Information underload is about the power of radio drama, and the vividness of soccer on the 'wireless' rather than the endless action replays on Sky Sport.  It's about Internet Relay Chat and 'online communities' built via pure text on a screen.  It's about the 'data compression' involved in telephone sex rituals (as Allucquere Rosanne Stone brilliantly observes in The War of Desire and Technology).  And it's about John Cage's most notorious work, 4'33" - four minutes and thirty-three seconds of silence, played out against a conscious background noise: your own heartbeat, your blood supply.

Information underload is about subtracting sounds and pixels instead of their hyperabundance, and how this apparent absence of data generates more meaning.  The paradox is that less can mean more, and pure silence or absolute blank space is impossible.  For example, Malevich's all-white canvases show that visual emptiness is impossible because, if nothing else, a blank painting gathers dust.  It is always transformed by the patina of time.

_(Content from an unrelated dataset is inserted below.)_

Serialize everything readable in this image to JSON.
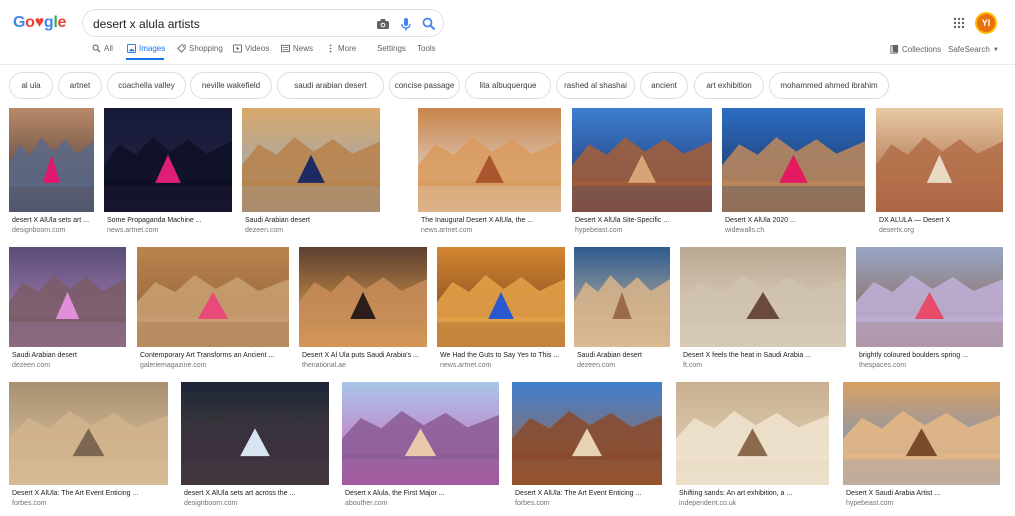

[Image grabbed at RUC site]

Or take a more recent example: the RUC poster issued a week after the Omagh bombing.  As a public appeal for information, the poster was concerned not with the bomb's effects but its cause.  Not the blast and carnage, but what had happened just minutes before.  It included a photograph taken by a Spanish visitor, Rocio Abad Ramos, shortly before the explosion.  The image is simple yet haunting.  In the right-hand corner is a bright red car.  Through hindsight we know it contains a bomb.  Along the sunny street, around the car, are groups of people on a Saturday afternoon stroll.  But their shapes are blanked out.  Within minutes many of them, including the photographer, will be dead.

Through a twist of history, an innocent, 'ordinary' holiday snap is stripped of much of its visual information - the humans in the scene - and turned into a poster, then reproduced on TV screens and front pages across the world.  The RUC decided to 'blank out' the humans for various reasons.  Their white outlines seem like ghost-prints, almost like the eerie shadows left on the walls of Hiroshima after the atomic bomb was dropped.  To add to the poignancy, one of the white outlines is unmistakable: it is of a young girl sitting on a man's shoulders.

It is often argued that somehow people have become 'immune' to 30 years of carnage, massacres and explosions, that they have been 'desensitized' by an 'overload' of 'images of violence'.  Yet these white shadows of Omagh are the opposite.  They have become a major icon of our times, even though they seem to contain no graphic details whatsoever.